As a SQL Server DBA I was fortunate enough to encounter the idea of a numbers table — principally due to the work of Itzik Ben Gan (e.g. in books like ‘Inside Microsoft SQL Server 2005: T-SQL Querying’)… but I’ve not found many internet resources for a numbers tables in PostgreSQL. I’m working with Postgres at the moment, so I thought it would be good to provide a little introduction.

What is a Numbers Table?

Quite simply; a table with sequential integer numbers in; typically starting from 0 or 1 (or perhaps, both, as we shall see)… we can then use this table to join to other tables to provide useful functionality.

Show me the Numbers

Let’s create a numbers table in Postgres:

CREATE TABLE public.numbers (
     numbers_id         INTEGER         NOT NULL,
     CONSTRAINT pk__numbers PRIMARY KEY (numbers_id)
);

And now let’s populate it:

INSERT INTO public.numbers(numbers_id)
 SELECT      i
 FROM        generate_series(0, 999999) as i
 ;

In certain circles there are all sorts of discussions about how to make this process fast and efficient; but at the moment I would like to concentrate on simplicity.

Just to confirm how this looks, here’s a little screenshot from the excellent DBeaver:

The first few rows of the numbers table

Let’s Use Those Numbers!

Recent Calendar Months

My first proposed use-case is to get a list of recent calendar months.

select      date_trunc('month',
                       (NOW() AT TIME ZONE 'UTC'))
                        - n.numbers_id * INTERVAL '1 month' as "from"
            , date_trunc('month',
                         (NOW() AT TIME ZONE 'UTC'))
                         - (n.numbers_id-1) * INTERVAL '1 month' as "to"
            , -1 * n.numbers_id as "relative_month"
 from        public.numbers as n
 where       n.numbers_id between 1 and 12
 order by    1

This sql could produce results like this:

Relative Month Query Results

You might gather that this result set has particular signifigance to the work I am doing at the moment, where much of what I report on is in full-calendar month ranges, with the ‘exclusive’ end date.

Minutes in the Day

Another use-case is to list every minute in a day:

select      date_trunc('day', (NOW() AT TIME ZONE 'UTC'))
              + n.numbers_id * INTERVAL '1 minute' as "minute"
 from        numbers as n 
 where       n.numbers_id < (24*60)  -- Minutes in the day

This SQL can produce results like this:

The first few results from the ‘minutes of the day’ query

You might wonder what the value of such a query is!

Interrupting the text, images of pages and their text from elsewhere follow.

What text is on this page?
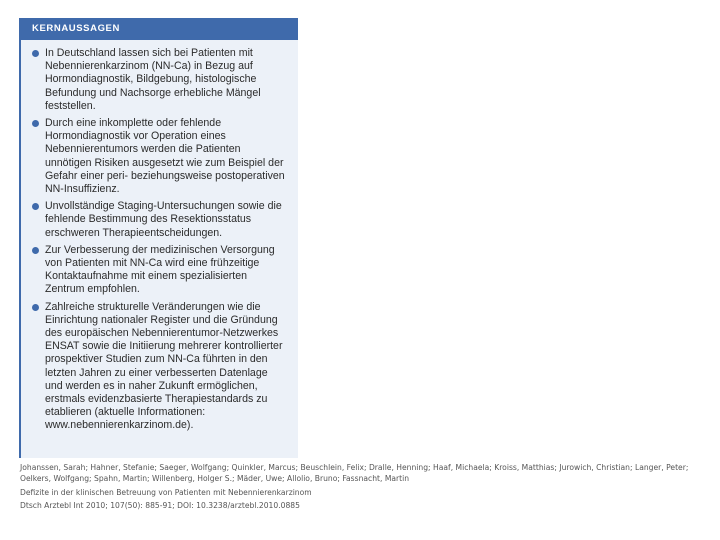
KERNAUSSAGEN
In Deutschland lassen sich bei Patienten mit Nebennierenkarzinom (NN-Ca) in Bezug auf Hormondiagnostik, Bildgebung, histologische Befundung und Nachsorge erhebliche Mängel feststellen.
Durch eine inkomplette oder fehlende Hormondiagnostik vor Operation eines Nebennierentumors werden die Patienten unnötigen Risiken ausgesetzt wie zum Beispiel der Gefahr einer peri- beziehungsweise postoperativen NN-Insuffizienz.
Unvollständige Staging-Untersuchungen sowie die fehlende Bestimmung des Resektionsstatus erschweren Therapieentscheidungen.
Zur Verbesserung der medizinischen Versorgung von Patienten mit NN-Ca wird eine frühzeitige Kontaktaufnahme mit einem spezialisierten Zentrum empfohlen.
Zahlreiche strukturelle Veränderungen wie die Einrichtung nationaler Register und die Gründung des europäischen Nebennierentumor-Netzwerkes ENSAT sowie die Initiierung mehrerer kontrollierter prospektiver Studien zum NN-Ca führten in den letzten Jahren zu einer verbesserten Datenlage und werden es in naher Zukunft ermöglichen, erstmals evidenzbasierte Therapiestandards zu etablieren (aktuelle Informationen: www.nebennierenkarzinom.de).
Johanssen, Sarah; Hahner, Stefanie; Saeger, Wolfgang; Quinkler, Marcus; Beuschlein, Felix; Dralle, Henning; Haaf, Michaela; Kroiss, Matthias; Jurowich, Christian; Langer, Peter; Oelkers, Wolfgang; Spahn, Martin; Willenberg, Holger S.; Mäder, Uwe; Allolio, Bruno; Fassnacht, Martin
Defizite in der klinischen Betreuung von Patienten mit Nebennierenkarzinom
Dtsch Arztebl Int 2010; 107(50): 885-91; DOI: 10.3238/arztebl.2010.0885
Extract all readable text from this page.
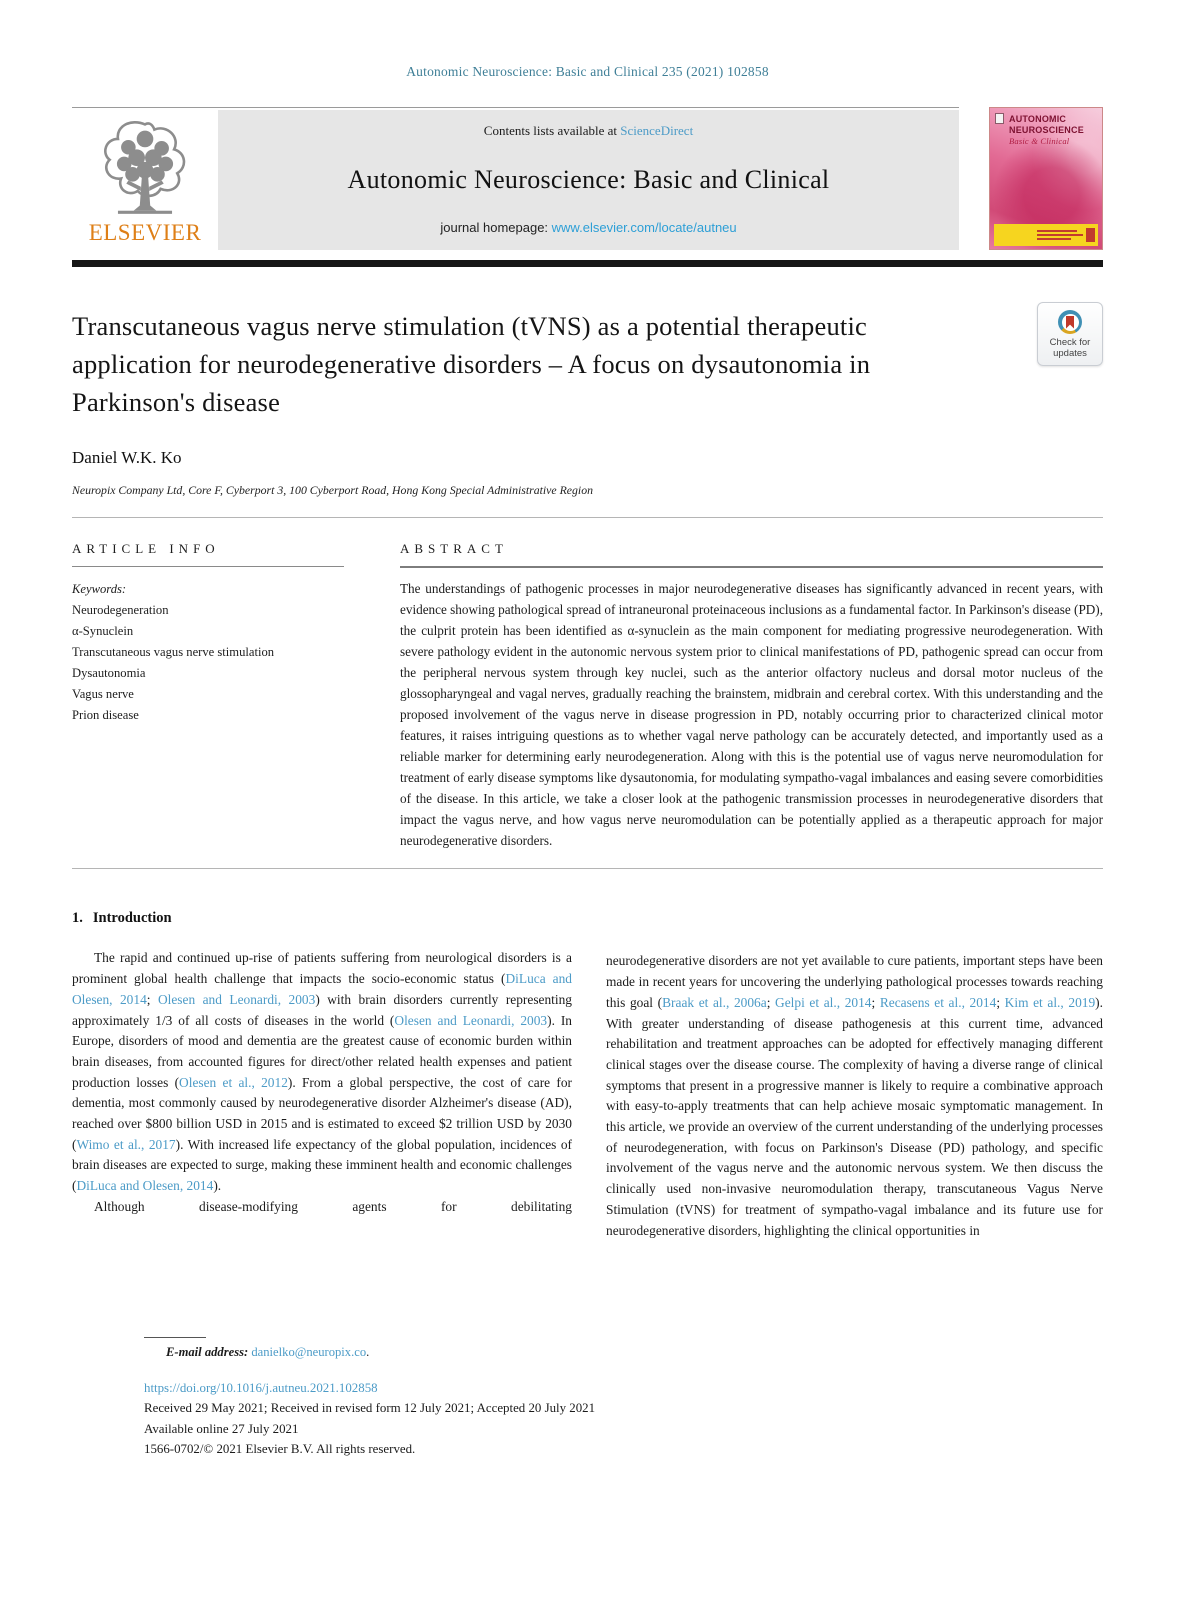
Autonomic Neuroscience: Basic and Clinical 235 (2021) 102858
ELSEVIER
Contents lists available at ScienceDirect
Autonomic Neuroscience: Basic and Clinical
journal homepage: www.elsevier.com/locate/autneu
AUTONOMIC
NEUROSCIENCE
Basic & Clinical
Transcutaneous vagus nerve stimulation (tVNS) as a potential therapeutic application for neurodegenerative disorders – A focus on dysautonomia in Parkinson's disease
Check for
updates
Daniel W.K. Ko
Neuropix Company Ltd, Core F, Cyberport 3, 100 Cyberport Road, Hong Kong Special Administrative Region
ARTICLE INFO
Keywords:
Neurodegeneration
α-Synuclein
Transcutaneous vagus nerve stimulation
Dysautonomia
Vagus nerve
Prion disease
ABSTRACT

The understandings of pathogenic processes in major neurodegenerative diseases has significantly advanced in recent years, with evidence showing pathological spread of intraneuronal proteinaceous inclusions as a fundamental factor. In Parkinson's disease (PD), the culprit protein has been identified as α-synuclein as the main component for mediating progressive neurodegeneration. With severe pathology evident in the autonomic nervous system prior to clinical manifestations of PD, pathogenic spread can occur from the peripheral nervous system through key nuclei, such as the anterior olfactory nucleus and dorsal motor nucleus of the glossopharyngeal and vagal nerves, gradually reaching the brainstem, midbrain and cerebral cortex. With this understanding and the proposed involvement of the vagus nerve in disease progression in PD, notably occurring prior to characterized clinical motor features, it raises intriguing questions as to whether vagal nerve pathology can be accurately detected, and importantly used as a reliable marker for determining early neurodegeneration. Along with this is the potential use of vagus nerve neuromodulation for treatment of early disease symptoms like dysautonomia, for modulating sympatho-vagal imbalances and easing severe comorbidities of the disease. In this article, we take a closer look at the pathogenic transmission processes in neurodegenerative disorders that impact the vagus nerve, and how vagus nerve neuromodulation can be potentially applied as a therapeutic approach for major neurodegenerative disorders.

1. Introduction

The rapid and continued up-rise of patients suffering from neurological disorders is a prominent global health challenge that impacts the socio-economic status (DiLuca and Olesen, 2014; Olesen and Leonardi, 2003) with brain disorders currently representing approximately 1/3 of all costs of diseases in the world (Olesen and Leonardi, 2003). In Europe, disorders of mood and dementia are the greatest cause of economic burden within brain diseases, from accounted figures for direct/other related health expenses and patient production losses (Olesen et al., 2012). From a global perspective, the cost of care for dementia, most commonly caused by neurodegenerative disorder Alzheimer's disease (AD), reached over $800 billion USD in 2015 and is estimated to exceed $2 trillion USD by 2030 (Wimo et al., 2017). With increased life expectancy of the global population, incidences of brain diseases are expected to surge, making these imminent health and economic challenges (DiLuca and Olesen, 2014).

Although disease-modifying agents for debilitating

neurodegenerative disorders are not yet available to cure patients, important steps have been made in recent years for uncovering the underlying pathological processes towards reaching this goal (Braak et al., 2006a; Gelpi et al., 2014; Recasens et al., 2014; Kim et al., 2019). With greater understanding of disease pathogenesis at this current time, advanced rehabilitation and treatment approaches can be adopted for effectively managing different clinical stages over the disease course. The complexity of having a diverse range of clinical symptoms that present in a progressive manner is likely to require a combinative approach with easy-to-apply treatments that can help achieve mosaic symptomatic management. In this article, we provide an overview of the current understanding of the underlying processes of neurodegeneration, with focus on Parkinson's Disease (PD) pathology, and specific involvement of the vagus nerve and the autonomic nervous system. We then discuss the clinically used non-invasive neuromodulation therapy, transcutaneous Vagus Nerve Stimulation (tVNS) for treatment of sympatho-vagal imbalance and its future use for neurodegenerative disorders, highlighting the clinical opportunities in

E-mail address: danielko@neuropix.co.

https://doi.org/10.1016/j.autneu.2021.102858
Received 29 May 2021; Received in revised form 12 July 2021; Accepted 20 July 2021
Available online 27 July 2021
1566-0702/© 2021 Elsevier B.V. All rights reserved.
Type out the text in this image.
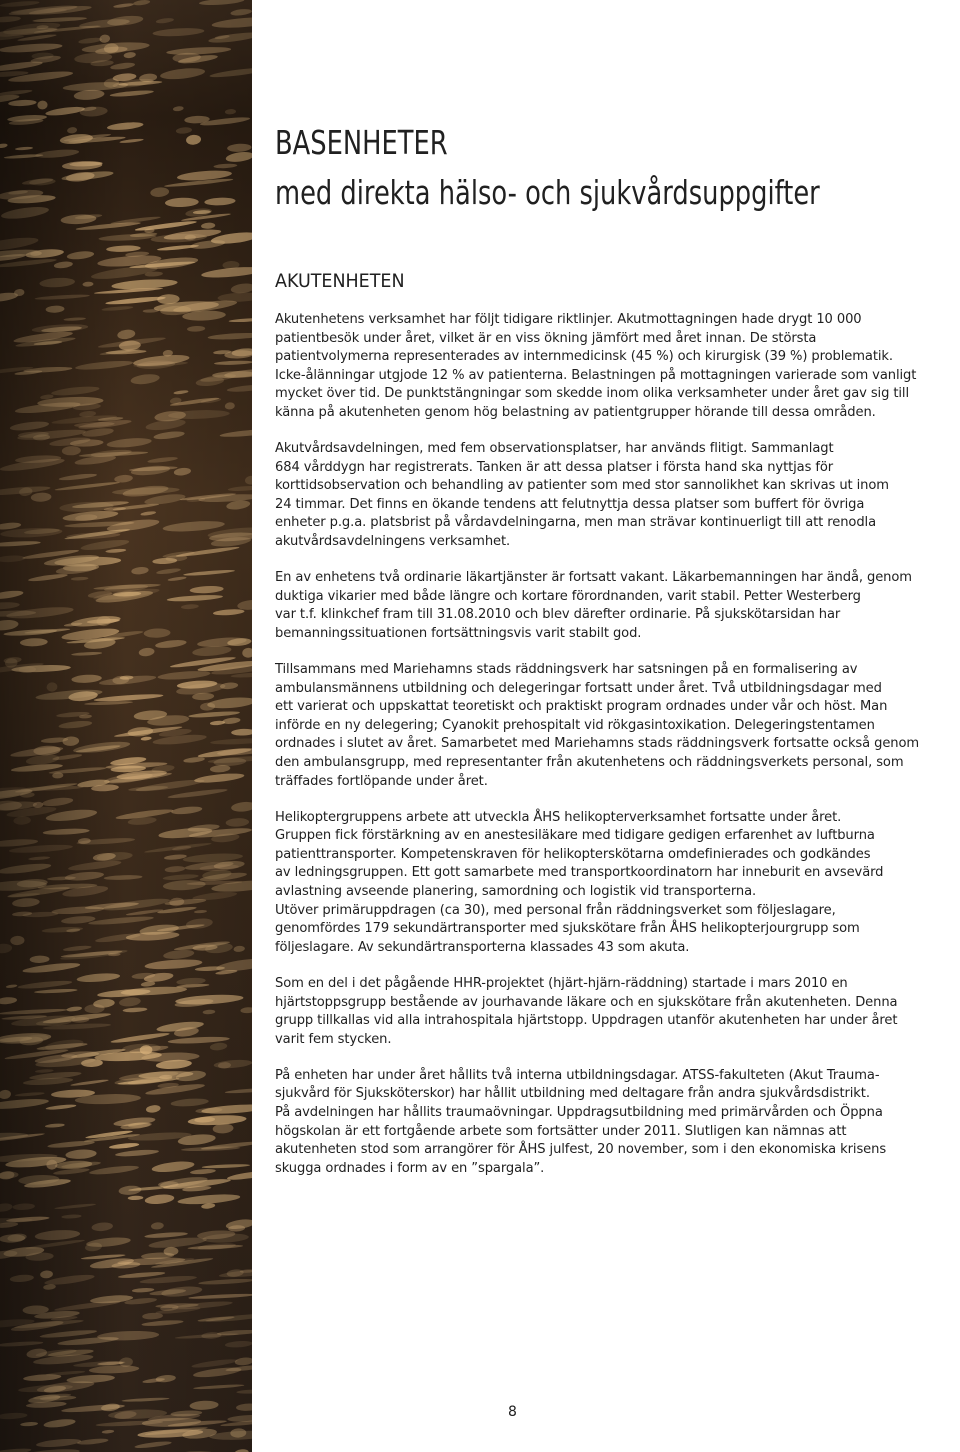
BASENHETER
med direkta hälso- och sjukvårdsuppgifter
AKUTENHETEN

Akutenhetens verksamhet har följt tidigare riktlinjer. Akutmottagningen hade drygt 10 000
patientbesök under året, vilket är en viss ökning jämfört med året innan. De största
patientvolymerna representerades av internmedicinsk (45 %) och kirurgisk (39 %) problematik.
Icke-ålänningar utgjode 12 % av patienterna. Belastningen på mottagningen varierade som vanligt
mycket över tid. De punktstängningar som skedde inom olika verksamheter under året gav sig till
känna på akutenheten genom hög belastning av patientgrupper hörande till dessa områden.

Akutvårdsavdelningen, med fem observationsplatser, har används flitigt. Sammanlagt
684 vårddygn har registrerats. Tanken är att dessa platser i första hand ska nyttjas för
korttidsobservation och behandling av patienter som med stor sannolikhet kan skrivas ut inom
24 timmar. Det finns en ökande tendens att felutnyttja dessa platser som buffert för övriga
enheter p.g.a. platsbrist på vårdavdelningarna, men man strävar kontinuerligt till att renodla
akutvårdsavdelningens verksamhet.

En av enhetens två ordinarie läkartjänster är fortsatt vakant. Läkarbemanningen har ändå, genom
duktiga vikarier med både längre och kortare förordnanden, varit stabil. Petter Westerberg
var t.f. klinkchef fram till 31.08.2010 och blev därefter ordinarie. På sjukskötarsidan har
bemanningssituationen fortsättningsvis varit stabilt god.

Tillsammans med Mariehamns stads räddningsverk har satsningen på en formalisering av
ambulansmännens utbildning och delegeringar fortsatt under året. Två utbildningsdagar med
ett varierat och uppskattat teoretiskt och praktiskt program ordnades under vår och höst. Man
införde en ny delegering; Cyanokit prehospitalt vid rökgasintoxikation. Delegeringstentamen
ordnades i slutet av året. Samarbetet med Mariehamns stads räddningsverk fortsatte också genom
den ambulansgrupp, med representanter från akutenhetens och räddningsverkets personal, som
träffades fortlöpande under året.

Helikoptergruppens arbete att utveckla ÅHS helikopterverksamhet fortsatte under året.
Gruppen fick förstärkning av en anestesiläkare med tidigare gedigen erfarenhet av luftburna
patienttransporter. Kompetenskraven för helikopterskötarna omdefinierades och godkändes
av ledningsgruppen. Ett gott samarbete med transportkoordinatorn har inneburit en avsevärd
avlastning avseende planering, samordning och logistik vid transporterna.
Utöver primäruppdragen (ca 30), med personal från räddningsverket som följeslagare,
genomfördes 179 sekundärtransporter med sjukskötare från ÅHS helikopterjourgrupp som
följeslagare. Av sekundärtransporterna klassades 43 som akuta.

Som en del i det pågående HHR-projektet (hjärt-hjärn-räddning) startade i mars 2010 en
hjärtstoppsgrupp bestående av jourhavande läkare och en sjukskötare från akutenheten. Denna
grupp tillkallas vid alla intrahospitala hjärtstopp. Uppdragen utanför akutenheten har under året
varit fem stycken.

På enheten har under året hållits två interna utbildningsdagar. ATSS-fakulteten (Akut Trauma-
sjukvård för Sjuksköterskor) har hållit utbildning med deltagare från andra sjukvårdsdistrikt.
På avdelningen har hållits traumaövningar. Uppdragsutbildning med primärvården och Öppna
högskolan är ett fortgående arbete som fortsätter under 2011. Slutligen kan nämnas att
akutenheten stod som arrangörer för ÅHS julfest, 20 november, som i den ekonomiska krisens
skugga ordnades i form av en ”spargala”.

8
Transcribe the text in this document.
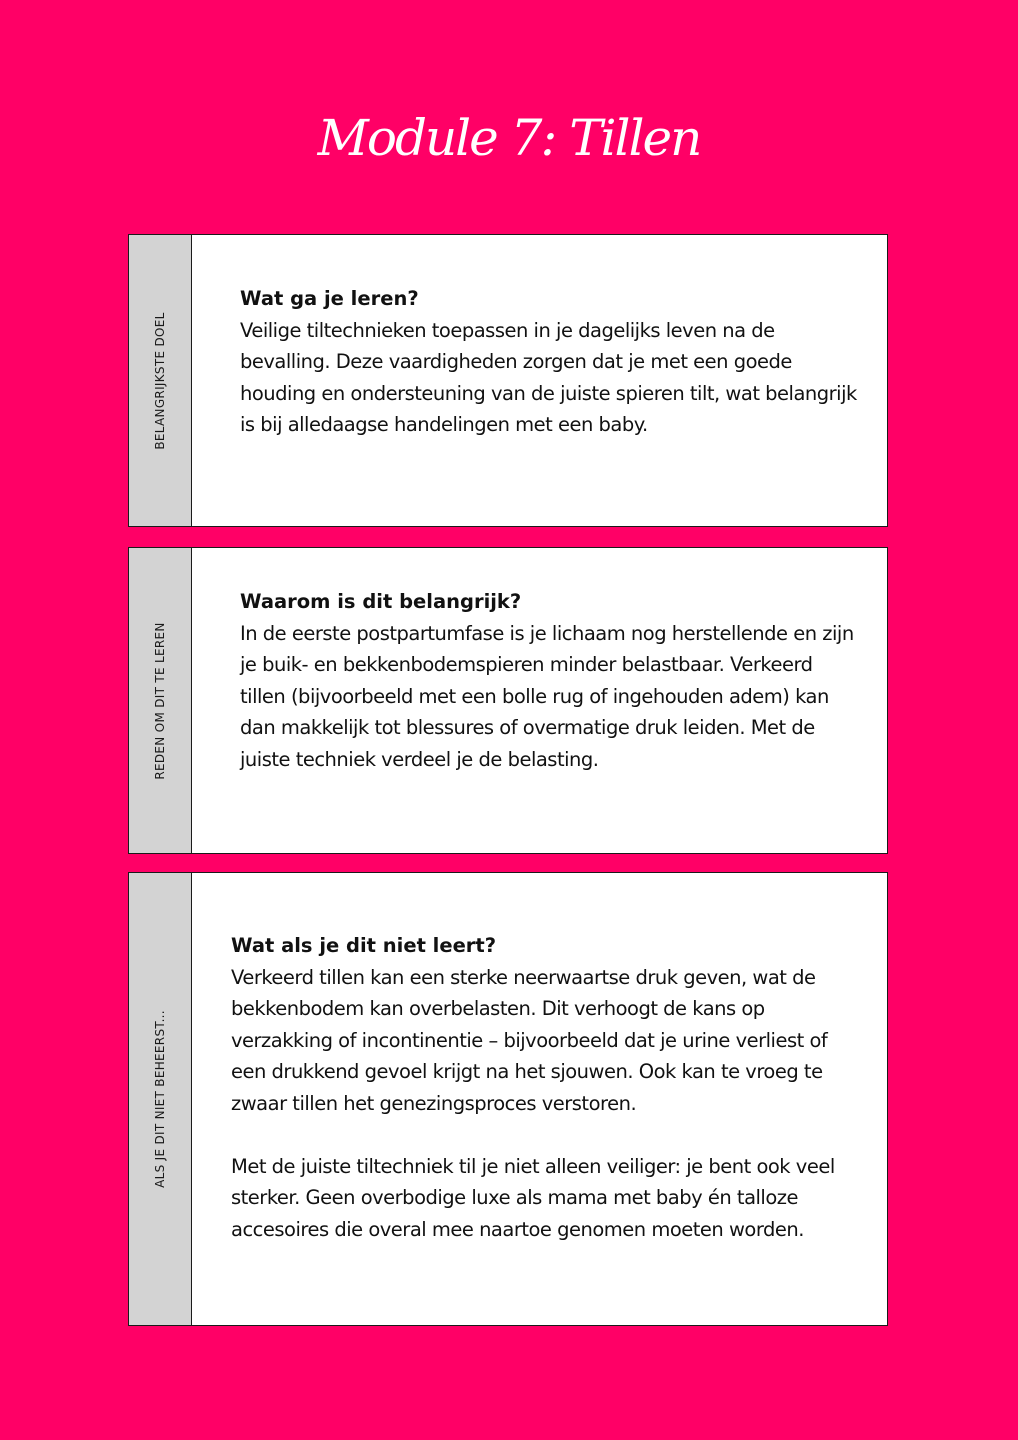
Module 7: Tillen
BELANGRIJKSTE DOEL

Wat ga je leren?

Veilige tiltechnieken toepassen in je dagelijks leven na de bevalling. Deze vaardigheden zorgen dat je met een goede houding en ondersteuning van de juiste spieren tilt, wat belangrijk is bij alledaagse handelingen met een baby.

REDEN OM DIT TE LEREN

Waarom is dit belangrijk?

In de eerste postpartumfase is je lichaam nog herstellende en zijn je buik- en bekkenbodemspieren minder belastbaar. Verkeerd tillen (bijvoorbeeld met een bolle rug of ingehouden adem) kan dan makkelijk tot blessures of overmatige druk leiden. Met de juiste techniek verdeel je de belasting.

ALS JE DIT NIET BEHEERST...

Wat als je dit niet leert?

Verkeerd tillen kan een sterke neerwaartse druk geven, wat de bekkenbodem kan overbelasten. Dit verhoogt de kans op verzakking of incontinentie – bijvoorbeeld dat je urine verliest of een drukkend gevoel krijgt na het sjouwen. Ook kan te vroeg te zwaar tillen het genezingsproces verstoren.

Met de juiste tiltechniek til je niet alleen veiliger: je bent ook veel sterker. Geen overbodige luxe als mama met baby én talloze accesoires die overal mee naartoe genomen moeten worden.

I have frequently used such queries to group reporting results (e.g. ‘messages processed per minute’) with an outer-join such that I can easily see rows with ‘0’ results… without this approach if you summarise some dataset and group by time truncated to the minute, and then group by that, it can be tough to notice the ‘missing’ rows for minutes that had no data for some reason. Another reason for such an approach is that I have found some charting tools are not good at plotting time series well, and they sometimes seem to plot time values in sequence regardless of the gaps in time between rows of data. By ensuring we provide data for e.g. every minute of a day, we can make it easier for the graphing tools to provide good-looking results:

An example of a chart plotting ‘every minute of a day’

This particular chart seems to have values for most minutes of the day; if not all, but this chart was also used on a much quieter test system that did not have such data volumes.

Notes and Other Areas of Improvement

My personal preference is to use ‘singular’ table names, but as ‘number’ seems to be a reserved word in postgres I did decide to use the plural instead. Similarly for the column name I chose (‘numbers_id’) because I tend to avoid the use of column name of ‘val’ or ‘value’ because value is a keyword in C# which I often use for Data Access Layers (that doesn’t mean you can’t have DALs that refer to a column called ‘value’; rather sometimes it is just best to avoid such confusion!

A possible area for improvement could be adding another column which has a 1-based sequence in addition to the 0-based sequence shown above; of course you can get the same impact by subtracting 1 from your number value in sql — but in some circumstances it might be clearer to have the additional column; the recent calendar months query above used similar maths to get a similar result.

Summary

A numbers table can be a really useful tool to generate reliable and complete data for several scenarios; with my own experience probably focusing on date and time ranges.